On June 26th, LulzSec faded back into the woodwork, ending their hacktivity with “50 days of lulz,” in which they leaked internal data from AOL, AT&T, the FBI, gaming forums, NATO bookshop, and navy.mil, among others. The leak marked the end of the Lulz Boat’s “planned 50 day cruise,” leaving its 6-member crew to “now sail into the distance, leaving behind–we hope–inspiration, fear, denial, happiness, approval, disapproval, mockery, embarrassment, thoughtfulness, jealousy, hate, even love. If anything, we hope we had a microscopic impact on someone, somewhere.  Anywhere” (LulzSec).

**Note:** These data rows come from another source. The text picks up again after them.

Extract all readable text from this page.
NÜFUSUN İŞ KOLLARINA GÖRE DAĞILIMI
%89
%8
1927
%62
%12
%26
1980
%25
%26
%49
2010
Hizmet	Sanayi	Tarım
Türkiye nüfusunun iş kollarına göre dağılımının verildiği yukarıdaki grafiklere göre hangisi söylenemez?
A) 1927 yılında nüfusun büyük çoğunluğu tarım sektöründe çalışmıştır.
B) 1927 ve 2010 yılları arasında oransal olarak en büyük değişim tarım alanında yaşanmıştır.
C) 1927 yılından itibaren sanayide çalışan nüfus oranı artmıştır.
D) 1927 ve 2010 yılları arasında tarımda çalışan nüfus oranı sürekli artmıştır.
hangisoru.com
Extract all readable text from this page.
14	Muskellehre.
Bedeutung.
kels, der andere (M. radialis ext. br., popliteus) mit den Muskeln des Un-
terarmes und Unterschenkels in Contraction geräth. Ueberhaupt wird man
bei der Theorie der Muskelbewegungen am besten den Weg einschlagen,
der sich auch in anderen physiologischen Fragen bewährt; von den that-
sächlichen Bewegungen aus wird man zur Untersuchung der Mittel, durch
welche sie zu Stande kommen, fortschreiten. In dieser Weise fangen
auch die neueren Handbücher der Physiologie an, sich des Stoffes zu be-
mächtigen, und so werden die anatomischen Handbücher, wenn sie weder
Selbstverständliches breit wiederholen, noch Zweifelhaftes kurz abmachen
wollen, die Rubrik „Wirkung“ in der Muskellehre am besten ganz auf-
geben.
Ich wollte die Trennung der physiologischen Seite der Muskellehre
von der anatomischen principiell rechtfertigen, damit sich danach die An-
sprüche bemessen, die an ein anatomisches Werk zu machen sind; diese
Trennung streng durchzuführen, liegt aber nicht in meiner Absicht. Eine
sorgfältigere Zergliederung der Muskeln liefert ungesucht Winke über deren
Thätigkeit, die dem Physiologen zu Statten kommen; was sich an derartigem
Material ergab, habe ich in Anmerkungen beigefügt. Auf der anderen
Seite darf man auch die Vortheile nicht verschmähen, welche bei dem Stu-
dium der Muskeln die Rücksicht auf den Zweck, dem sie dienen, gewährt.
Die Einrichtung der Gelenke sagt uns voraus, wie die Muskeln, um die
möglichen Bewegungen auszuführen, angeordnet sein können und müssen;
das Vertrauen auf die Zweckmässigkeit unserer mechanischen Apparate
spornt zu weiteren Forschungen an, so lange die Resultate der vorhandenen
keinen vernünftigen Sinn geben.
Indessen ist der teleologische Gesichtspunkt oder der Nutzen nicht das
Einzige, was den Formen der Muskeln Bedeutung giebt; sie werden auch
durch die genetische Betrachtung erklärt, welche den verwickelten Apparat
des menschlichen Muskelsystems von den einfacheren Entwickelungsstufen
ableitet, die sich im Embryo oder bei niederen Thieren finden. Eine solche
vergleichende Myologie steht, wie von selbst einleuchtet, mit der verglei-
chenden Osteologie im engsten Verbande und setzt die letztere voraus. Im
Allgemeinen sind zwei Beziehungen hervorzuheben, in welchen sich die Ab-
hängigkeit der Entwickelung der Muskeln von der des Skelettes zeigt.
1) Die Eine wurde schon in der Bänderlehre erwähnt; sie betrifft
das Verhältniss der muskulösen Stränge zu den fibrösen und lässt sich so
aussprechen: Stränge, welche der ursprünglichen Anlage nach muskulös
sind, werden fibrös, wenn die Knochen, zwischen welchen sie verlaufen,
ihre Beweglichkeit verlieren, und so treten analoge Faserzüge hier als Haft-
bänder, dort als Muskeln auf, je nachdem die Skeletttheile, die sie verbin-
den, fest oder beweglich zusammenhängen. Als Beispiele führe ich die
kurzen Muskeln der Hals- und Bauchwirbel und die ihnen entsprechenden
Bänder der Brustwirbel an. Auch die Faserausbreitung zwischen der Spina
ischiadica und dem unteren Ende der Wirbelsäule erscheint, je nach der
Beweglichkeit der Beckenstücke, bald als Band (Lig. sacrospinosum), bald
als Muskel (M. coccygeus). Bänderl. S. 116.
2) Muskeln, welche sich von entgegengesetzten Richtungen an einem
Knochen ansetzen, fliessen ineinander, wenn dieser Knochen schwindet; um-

This begs the question I’ve been dodging forever: does spectacle, ultimately, constitute impact? What did X, Y, or Z actually do? Apart from gathering numerous followers, supporters, and participants, LulzSec’s antics have impacted the way organizations view cybersecurity, drawing statements from NATO and prompting the Obama administration to propose stricter anti-hacking laws. (This is one year after the Australian government proposed that DDoS and script hacks be termed “cyber-terrorism” following Operation Titstorm, so that their import could be easily recognized. Notably, these attacks were performed in response to ISP-level censoring measures proposed by the government that year.)